J.-P. Elkabbach 30 députés de gauche sont prêt à mettre J. Chirac en accusation. Est-ce peu, beaucoup, beaucoup trop ?
- "Il y en aura d'autres."
Comment ça "il y en aura d'autres" ?
- "Il y en aura d'autres parce que c'est la manière dont le PS a choisi de faire la campagne présidentielle. Ils veulent entretenir ce débat misérable jusqu'à l'élection présidentielle. Ils n'ont que ça contre J. Chirac."
Vous pensez que le but de la démarche n'est peut-être pas d'aboutir mais de faire du mal ?
- "Le but est de calomnier. La démarche d'A. Montebourg est en réalité diligentée par les dirigeants socialistes. Car vous savez, on essaye avec hypocrisie de nous faire croire qu'il agit de sa propre initiative. Mais c'est un responsable important du PS, il a des responsabilités. C'est à lui qu'on avait confié par exemple le rapport sur les tribunaux de commerce ; c'est à lui qu'on avait confié le rapport sur le blanchiment de l'argent sale. C'est quelqu'un qui compte au PS donc, il fait cela naturellement à l'instigation de ses dirigeants. Et vous verrez que, régulièrement, pour entretenir le feu, on ajoutera d'autres signatures."

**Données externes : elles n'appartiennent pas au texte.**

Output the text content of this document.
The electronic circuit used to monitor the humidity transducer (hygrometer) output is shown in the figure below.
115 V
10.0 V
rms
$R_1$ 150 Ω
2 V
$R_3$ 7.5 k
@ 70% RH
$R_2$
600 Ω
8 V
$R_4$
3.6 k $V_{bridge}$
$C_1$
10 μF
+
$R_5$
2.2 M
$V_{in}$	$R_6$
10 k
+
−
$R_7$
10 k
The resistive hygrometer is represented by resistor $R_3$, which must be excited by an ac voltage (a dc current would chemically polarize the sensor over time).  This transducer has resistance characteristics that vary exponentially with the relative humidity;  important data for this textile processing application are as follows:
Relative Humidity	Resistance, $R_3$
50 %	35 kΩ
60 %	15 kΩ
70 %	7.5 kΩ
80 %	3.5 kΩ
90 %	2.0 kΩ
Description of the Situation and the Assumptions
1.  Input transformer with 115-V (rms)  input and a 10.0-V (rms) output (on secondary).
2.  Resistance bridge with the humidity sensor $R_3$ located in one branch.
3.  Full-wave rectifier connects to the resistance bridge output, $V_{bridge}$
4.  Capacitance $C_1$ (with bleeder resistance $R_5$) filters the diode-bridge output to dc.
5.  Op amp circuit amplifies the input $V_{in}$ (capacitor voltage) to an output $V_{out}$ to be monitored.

Mais il faut vous rappeler peut-être des déclarations des vrais responsables du PS, et d'abord de leur chef, F. Hollande, qui va d'une radio à une télévision expliquer qu'il a découragé les élus PS de signer, qu'il les a mis en garde."

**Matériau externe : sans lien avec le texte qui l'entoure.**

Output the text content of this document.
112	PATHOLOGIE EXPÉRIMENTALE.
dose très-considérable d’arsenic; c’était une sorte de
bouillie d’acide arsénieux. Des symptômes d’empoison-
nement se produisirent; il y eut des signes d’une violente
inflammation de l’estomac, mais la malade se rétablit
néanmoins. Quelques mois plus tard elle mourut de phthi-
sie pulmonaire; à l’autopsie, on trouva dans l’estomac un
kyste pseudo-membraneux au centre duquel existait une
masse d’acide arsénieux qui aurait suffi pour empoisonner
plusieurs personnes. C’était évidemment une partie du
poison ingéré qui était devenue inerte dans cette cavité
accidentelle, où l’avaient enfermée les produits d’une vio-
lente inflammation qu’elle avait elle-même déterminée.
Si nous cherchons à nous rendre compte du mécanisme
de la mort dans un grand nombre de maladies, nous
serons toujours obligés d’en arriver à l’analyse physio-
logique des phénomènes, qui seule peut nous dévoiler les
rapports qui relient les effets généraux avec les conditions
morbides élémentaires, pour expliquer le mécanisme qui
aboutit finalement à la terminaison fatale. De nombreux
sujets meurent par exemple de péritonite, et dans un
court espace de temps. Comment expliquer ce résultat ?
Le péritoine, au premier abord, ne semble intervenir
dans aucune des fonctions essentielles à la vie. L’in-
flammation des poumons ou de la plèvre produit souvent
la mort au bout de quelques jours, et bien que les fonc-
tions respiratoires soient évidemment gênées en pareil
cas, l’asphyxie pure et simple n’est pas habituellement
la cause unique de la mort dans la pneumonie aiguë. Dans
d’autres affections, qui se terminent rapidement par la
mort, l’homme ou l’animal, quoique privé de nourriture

- "Je ne le crois pas ! Quand on connaît la discipline de fer du groupe socialiste ..."
... Là, ça ne marche pas, 19 au PS ...
- "Comme par hasard, là ça ne marche pas. Quand on connaît la discipline de fer du groupe socialiste pour les votes - il ne manque jamais une seule voix, ils les tiennent dans un corset très serré ! Et là, comme par hasard, il y en a 19 qui leur échappent. Parmi ces 19 d'ailleurs, le pointage est intéressant, on trouve par exemple le suppléant du ministre Glavany ou le voisin de circonscription de F. Hollande. Ces gens ne se parlent pas...."
Soyons honnêtes : ils sont obscurs, ils sont peu connus.

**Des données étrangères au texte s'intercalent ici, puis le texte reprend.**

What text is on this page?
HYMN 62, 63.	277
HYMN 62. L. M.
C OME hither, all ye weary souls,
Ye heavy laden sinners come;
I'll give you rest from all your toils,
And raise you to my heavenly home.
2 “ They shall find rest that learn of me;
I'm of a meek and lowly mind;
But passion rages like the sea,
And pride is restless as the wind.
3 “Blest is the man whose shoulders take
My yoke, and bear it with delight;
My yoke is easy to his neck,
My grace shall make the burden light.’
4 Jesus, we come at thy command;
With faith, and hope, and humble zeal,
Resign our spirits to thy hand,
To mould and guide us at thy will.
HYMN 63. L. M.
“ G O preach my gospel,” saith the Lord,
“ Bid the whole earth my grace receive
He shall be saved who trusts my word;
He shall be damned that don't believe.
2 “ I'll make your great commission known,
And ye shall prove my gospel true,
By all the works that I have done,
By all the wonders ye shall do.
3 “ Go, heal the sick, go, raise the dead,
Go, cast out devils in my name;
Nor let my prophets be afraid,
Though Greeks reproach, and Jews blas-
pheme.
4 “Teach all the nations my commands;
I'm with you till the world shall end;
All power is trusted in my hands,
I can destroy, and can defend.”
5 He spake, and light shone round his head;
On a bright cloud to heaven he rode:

- "Bien entendu, c'est pour cela qu'on les a choisis."
Ce n'est pas désobligeant à leur égard.
- "Ce n'est pas désobligeant : c'est pour cela qu'on les a choisis, à cause de leur discrétion. Mais vous verrez qu'il y en aura d'autres. C'était assez difficile d'en trouver une trentaine pour faire de l'effet. L'essentiel est d'entretenir la calomnie."
Croyez-vous que les quatre Verts, dont Y. Cochet et N. Mamère, jouent aussi pour monsieur Hollande ? Seraient-ils aux ordres de Hollande ?
- "Non, mais l'un voudrait devenir ministre, l'autre est virtuellement candidat à la présidence de la République, personne n'est désintéressé dans cette affaire. Ils font tous campagne. Et puis vous savez, parler du Président de la République, ça permet de faire oublier les turpitudes du PS. Parce qu'il y a plein d'affaires dans lesquelles le PS est mêlé, il y a quatre affaires dans lesquelles le nom de monsieur Jospin est cité sur des emplois fictifs, quatre ! Et pendant qu'on parle du Président de la République, on ne parle pas de cela."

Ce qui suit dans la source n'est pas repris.